Buffalo had successfully petitioned the NCAA to allow Miami (Ohio) to wear its home red jerseys along with the home ‘blues’ the Bulls usually wear at home, creating a “red and blue” matchup.
Sixteen thousand fifty-eight people packed UB Stadium – an impressive amount considering most were glued to a TV set, awaiting the election’s results. The people who decided to stay were thoroughly entertained. It started with a pregame tribute to Tim Russert, the late political journalist and moderator of Meet the Press. His son, Luke, thanked the fans for their support with a pre-game video, and Tim’s sister, Kathy, and niece, Ashley, served as honorary captains.
During television timeouts, WGRZ-TV reporter Kevin O’Neill informed the crowd of the election results, as Obama won key states throughout the night. Republican Arizona Senator John McCain, running against the Democrat, finally admitted defeat around 11 p.m, just after the football game.
Warde Manuel, UB’s former athletic director, enjoyed the advantage of the “12th man” in that game.
“It was just unbelievable,” Manuel said. “The atmosphere [in the stadium] was on fire.”
The game ended as expected for the Bulls, as their explosive offense was too much for Miami Ohio. Behind 177 yards of offense on the ground from future Green Bay Packers running back James Starks, Willy’s 245 yards in the air and former Buffalo Bills wide receiver Naaman Roosevelt’s 148 yards receiving, the Bulls beat the RedHawks 37-17 to move into first place in the MAC East – a place they never left that year.
“I’m excited for our fans and excited for our university,” said current Liberty head coach Turner Gill after that 2008 win, who was the Bulls’ head coach at the time. “This is a big win for our program and now we have to continue on. [This was] a historic night, obviously [not only] for the presidential race but also for Buffalo’s football program. This is just the beginning of our journey.”
It was a journey that eventually catapulted the Bulls to the promise land – a MAC title.
Four years later, even though the Bulls played and won bigger games that year – the “Hail Mary Game” against Temple at home and the MAC Championship game in Detroit versus Ball State being among them – The Election Game holds a special spot in Buffalo lore.

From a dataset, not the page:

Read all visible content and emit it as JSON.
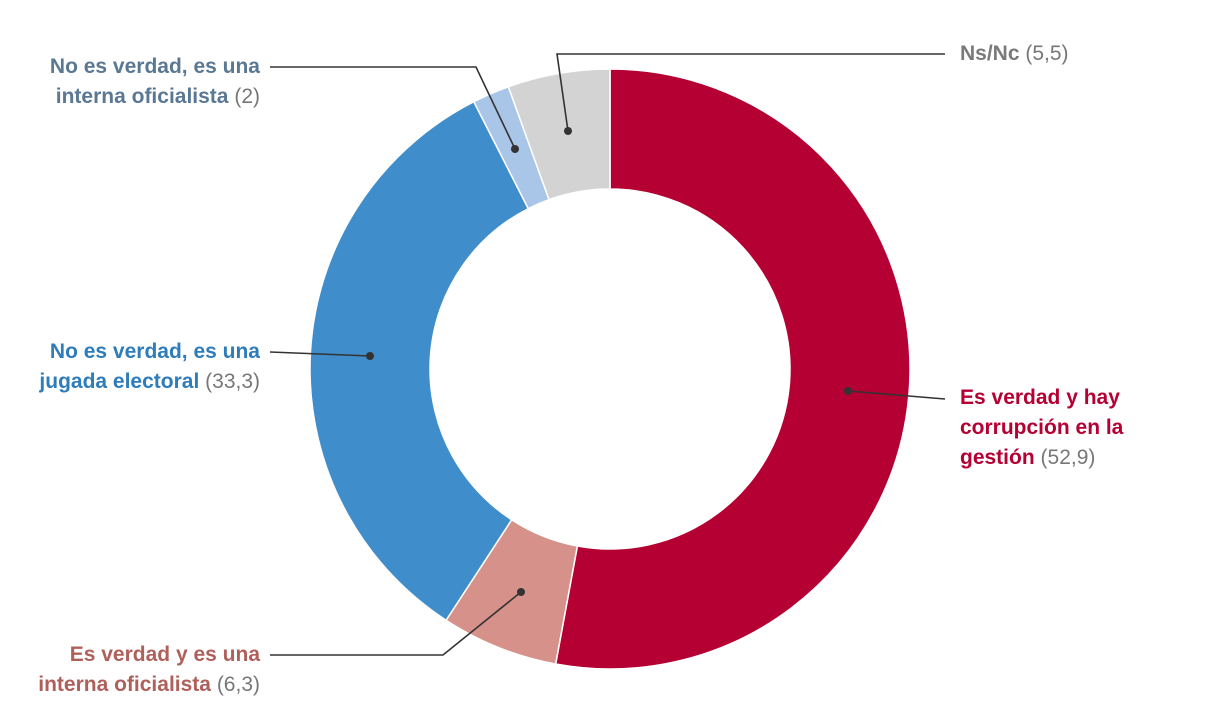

“That was probably one of the greatest games that I’ve ever participated in, because of the season we were going through,” Manuel said. “It had this sort of electricity, with the national election and with everything that was going on. The number of eyeballs on the screen – the people who were tired of watching the election results were watching [the game] – it was a great win for us.”
For those who are still on the UB Athletics staff, it was remembered as a crucial night for the program.
“For me, it was just a great night to be part of,” said Associate Director of Communications Brian Wolff, who was then the assistant director of athletic communications.“Outside of people watching the election, we were the only other thing going on nationally. It really got our name out there and was one of many great moments in what was a pretty remarkable season.”
It was a night to never forget in a year to always remember.